For the above numerical example, there are four columns and we’ll need four FAs to convert the three-operand addition to a two-operand addition. Since all of these FAs work in parallel, the delay of this conversion will be that of a single FA, $$T_{FA}$$. Now, we can use a four-bit adder to perform the final two-operand addition. Hence, the overall delay will be $$T_{FA}+T_{four-bit-adder} =T_{FA}+4 \times T_{FA} = 5 \times T_{FA}$$. With the block diagram of Figure 1, we would have to use a five-bit adder and the delay would be $$m \times n \times T_{FA}=3 \times 5 \times T_{FA}=15 \times T_{FA}$$.

In the previous section, we saw that a carry-save adder can replace a three-operand addition, $$x_0+x_1+x_2$$, with a two-operand addition, $$u+v$$, where $$x_0+x_1+x_2=u+v$$. By repeatedly applying the concept of carry-save adder, we can convert a multioperand addition to a two-operand addition. Assume that we need to add m l-bit numbers together, i.e. $$x_0+x_1+ \dots +x_{m-1}$$. Also, assume that the sum of these numbers, z, can be represented by n bits. For this addition, we can use the block diagram of Figure 4.

##### Figure 4

There are two l-bit registers which store the value of u_next and v_next signals calculated by the l-bit carry-save adder. The operands are applied to the carry-save adder one at a time through a multiplexer. The other inputs of the carry-save adder come from the l-bit u and v registers. At the beginning of the calculations, the l-bit registers are reset to zero. As a result, the above schematic actually calculates the sum $$0+0+x_0+x_1+ \dots +x_{m-1}$$ which is obviously equal to the desired sum $$x_0+x_1+ \dots +x_{m-1}$$. First, $$x_0$$ is chosen by the multiplexer and the three-operand addition $$0+0+x_0$$ is applied to the carry-save adder. The u_next and v_next signals obtained from this stage will be stored in the corresponding registers at the upcoming clock tick.

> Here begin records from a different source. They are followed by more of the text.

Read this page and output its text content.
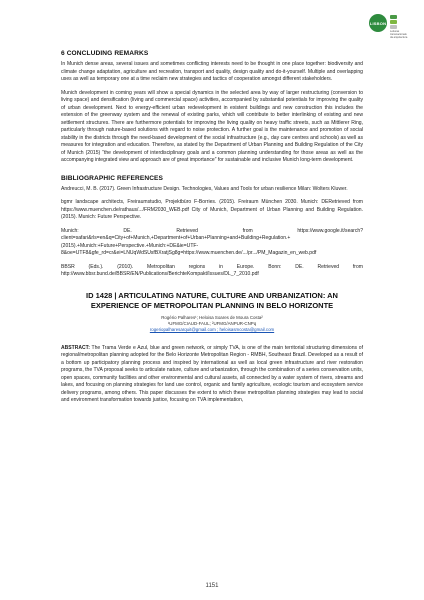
LISBON
Leituras transnacionais da arquitectura
6 CONCLUDING REMARKS

In Munich dense areas, several issues and sometimes conflicting interests need to be thought in one place together: biodiversity and climate change adaptation, agriculture and recreation, transport and quality, design quality and do-it-yourself. Multiple and overlapping uses as well as temporary one at a time reclaim new strategies and tactics of cooperation amongst different stakeholders.

Munich development in coming years will show a special dynamics in the selected area by way of larger restructuring (conversion to living space) and densification (living and commercial space) activities, accompanied by substantial potentials for improving the quality of urban development. Next to energy-efficient urban redevelopment in existent buildings and new construction this includes the extension of the greenway system and the renewal of existing parks, which will contribute to better interlinking of existing and new settlement structures. There are furthermore potentials for improving the living quality on heavy traffic streets, such as Mittlerer Ring, particularly through nature-based solutions with regard to noise protection. A further goal is the maintenance and promotion of social stability in the districts through the need-based development of the social infrastructure (e.g., day care centres and schools) as well as measures for integration and education. Therefore, as stated by the Department of Urban Planning and Building Regulation of the City of Munich (2015) “the development of interdisciplinary goals and a common planning understanding for those areas as well as the accompanying integrated view and approach are of great importance” for sustainable and inclusive Munich long-term development.

BIBLIOGRAPHIC REFERENCES

Andreucci, M. B. (2017). Green Infrastructure Design. Technologies, Values and Tools for urban resilience Milan: Wolters Kluwer.

bgmr landscape architects, Freiraumstudio, Projektbüro F-Borries. (2015). Freiraum München 2030. Munich: DERetrieved from https://www.muenchen.de/rathaus/.../FRM2030_WEB.pdf City of Munich, Department of Urban Planning and Building Regulation. (2015). Munich: Future Perspective.

Munich: DE. Retrieved from https://www.google.it/search?client=safari&rls=en&q=City+of+Munich,+Department+of+Urban+Planning+and+Building+Regulation.+(2015).+Munich:+Future+Perspective.+Munich:+DE&ie=UTF-8&oe=UTF8&gfe_rd=cr&ei=LNUqWdSUsfBXratjSg8g=https://www.muenchen.de/.../pr.../PM_Magazin_en_web.pdf

BBSR (Eds.). (2010). Metropolitan regions in Europe. Bonn: DE. Retrieved from http://www.bbsr.bund.de/BBSR/EN/Publications/BerichteKompakt/Issues/DL_7_2010.pdf

ID 1428 | ARTICULATING NATURE, CULTURE AND URBANIZATION: AN EXPERIENCE OF METROPOLITAN PLANNING IN BELO HORIZONTE

Rogério Palhares¹; Heloisa Soares de Moura Costa²

¹UFMG/CIAUD-FAUL; ²UFMG/ANPUR-CNPq

rogeriopalharesarquit@gmail.com ; heloisasmcosta@gmail.com

ABSTRACT: The Trama Verde e Azul, blue and green network, or simply TVA, is one of the main territorial structuring dimensions of regional/metropolitan planning adopted for the Belo Horizonte Metropolitan Region - RMBH, Southeast Brazil. Developed as a result of a bottom up participatory planning process and inspired by international as well as local green infrastructure and river restoration programs, the TVA proposal seeks to articulate nature, culture and urbanization, through the combination of a series conservation units, open spaces, community facilities and other environmental and cultural assets, all connected by a water system of rivers, streams and lakes, and focusing on planning strategies for land use control, organic and family agriculture, ecologic tourism and ecosystem service delivery programs, among others. This paper discusses the extent to which these metropolitan planning strategies may lead to social and environment transformation towards justice, focusing on TVA implementation,

1151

Then, the next operand, $$x_1$$, is selected by the multiplexer and applied to the l-bit carry-save adder. The other inputs of the carry-save adder, b and c, come from the l-bit registers which represent the sum $$0+0+x_0$$. Hence, at this stage, the sum $$0+0+x_0+x_1$$ will be represented by two signals u_next and v_next. These values will be stored in the corresponding registers at the upcoming clock tick. This procedure will be repeated for the remaining operands. Finally, the m-operand addition $$x_0+x_1+ \dots +x_{m-1}$$ will be represented using only two signals u_reg and v_reg. Now, we can use a two-operand n-bit adder to calculate u_reg+v_reg which is equal to $$x_0+x_1+ \dots +x_{m-1}$$. Note that we’ll need a control unit to generate an appropriate signal for the select input of the multiplexer. Delay estimation of the above circuit is left as an exercise for the reader.

For more information, please read Chapter 8 of Computer Arithmetic: Algorithms and Hardware Designs and Chapter 7 of Guide to FPGA Implementation of Arithmetic Functions.

### Summary

• There are many circumstances in which we need to add a set of numbers together.
• We can use a single two-operand adder sequentially to perform a multioperand addition. Such multioperand addition is hardware efficient but it’s not efficient from delay point of view.
• Working with l-bit numbers, we’ll need l full adders to convert a three-operand addition ( $$x_0+x_1+x_2$$ ) to a two-operand addition ( $$u+v$$ ).
• By repeatedly applying the concept of carry-save adder, we can convert a multioperand addition to a two-operand addition.